Mentre parlo con lei, Moss sembra più sinceramente entusiasta che indifferente. Puoi sentire i punti esclamativi nel suo tono. Crescere attorno alla moda significava che aveva sempre avuto un'idea che forse avrebbe seguito le orme di sua madre nonostante la sua iniziale esitazione. Ora, è semplicemente grata di far parte del caos dietro le quinte di uno spettacolo o sul set di un servizio fotografico. Sta anche utilizzando questo spazio per sostenere cause a cui tiene. Ad esempio, è spesso fotografata in editoriali indossando con orgoglio la sua tecnologia per il diabete di tipo 1. Moss mi ha parlato del designer che l'ha fatta davvero credere che il modeling fosse una realtà per lei, delle lezioni che ha imparato da sua madre e di come sia finita a lavorare sulla prima Barbie diabetica di sempre.

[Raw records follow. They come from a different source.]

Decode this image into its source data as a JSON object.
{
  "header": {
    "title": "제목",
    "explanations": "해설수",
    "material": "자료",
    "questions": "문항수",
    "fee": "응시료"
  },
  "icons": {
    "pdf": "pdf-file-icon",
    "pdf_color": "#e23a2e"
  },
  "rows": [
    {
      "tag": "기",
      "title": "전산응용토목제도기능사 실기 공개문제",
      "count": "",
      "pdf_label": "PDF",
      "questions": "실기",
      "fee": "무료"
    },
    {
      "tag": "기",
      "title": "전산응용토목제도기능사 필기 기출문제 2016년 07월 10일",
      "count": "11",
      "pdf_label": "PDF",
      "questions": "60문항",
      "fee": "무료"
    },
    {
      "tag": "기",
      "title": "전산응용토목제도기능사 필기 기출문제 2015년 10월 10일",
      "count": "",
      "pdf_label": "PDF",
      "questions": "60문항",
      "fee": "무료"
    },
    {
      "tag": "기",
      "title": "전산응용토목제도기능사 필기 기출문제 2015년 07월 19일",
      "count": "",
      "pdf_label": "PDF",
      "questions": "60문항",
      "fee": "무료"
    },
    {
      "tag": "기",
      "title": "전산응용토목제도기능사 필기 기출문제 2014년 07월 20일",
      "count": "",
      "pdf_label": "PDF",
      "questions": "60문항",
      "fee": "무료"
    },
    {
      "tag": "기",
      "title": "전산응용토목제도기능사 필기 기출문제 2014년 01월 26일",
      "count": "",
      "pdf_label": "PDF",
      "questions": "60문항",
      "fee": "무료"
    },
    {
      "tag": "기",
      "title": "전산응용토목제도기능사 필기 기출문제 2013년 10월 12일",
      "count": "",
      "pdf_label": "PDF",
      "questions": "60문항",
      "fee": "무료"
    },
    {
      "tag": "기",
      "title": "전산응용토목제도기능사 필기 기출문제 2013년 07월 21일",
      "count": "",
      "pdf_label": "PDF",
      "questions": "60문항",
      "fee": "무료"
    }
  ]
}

Mi piacerebbe sapere come hai deciso di voler intraprendere la carriera di modella. Com'è stata quella decisione? La prima opportunità che ho avuto per entrare nel mondo della moda è stata quando Marc Jacobs mi ha contattato per la sua campagna di bellezza. Non sapevo davvero cosa ne sarebbe venuto, ma mi piaceva semplicemente essere sul set e vedere come tutto si unisse. Ero subito entusiasta di fare di più. Ah, ok! Quindi Marc Jacobs è stata una fata madrina in questa situazione! Dopo aver fatto quella campagna, è stato l'inizio di pensare: "Va bene, potrei perseguire questo come un'attività a tempo pieno"? Assolutamente! Dopo di che, ci sono state solo più opportunità. È stata la prima volta che mi sono sentita a mio agio sul set e ho davvero sentito che era qualcosa che volevo fare.
Ti sei sempre sentita attratta dal lavorare nel mondo della moda, o c'era mai qualcos'altro che hai considerato di fare? Sono sempre stata molto interessata alla moda. Indossavo sempre le scarpe di mia madre e facevo passerelle finte. Ma non era mai qualcosa che mia madre voleva davvero che facessi. Poi, quando ho fatto Marc Jacobs, ero in mani sicure. È stato bello, quindi... poi è diventata più una possibilità. A quel punto, non avevo davvero pensato a cos'altro avrei fatto. È semplicemente caduto nel mio grembo, quindi ho corso con esso. Ma penso che avrei sempre fatto qualcosa di creativo o nel campo della moda.
(Ho trovato l'immagine: Future) Hai menzionato di esserti innamorata della moda e di giocare nell'armadio di tua madre. Quando hai iniziato a perseguire questo e a seguire quel percorso, ti ha dato qualche consiglio? Qualche guida? Ho imparato così tanto semplicemente osservando mia madre. Ha un'etica del lavoro davvero forte. Rimarrà finché necessario per ottenere la migliore foto. Questo è stato radicato in me.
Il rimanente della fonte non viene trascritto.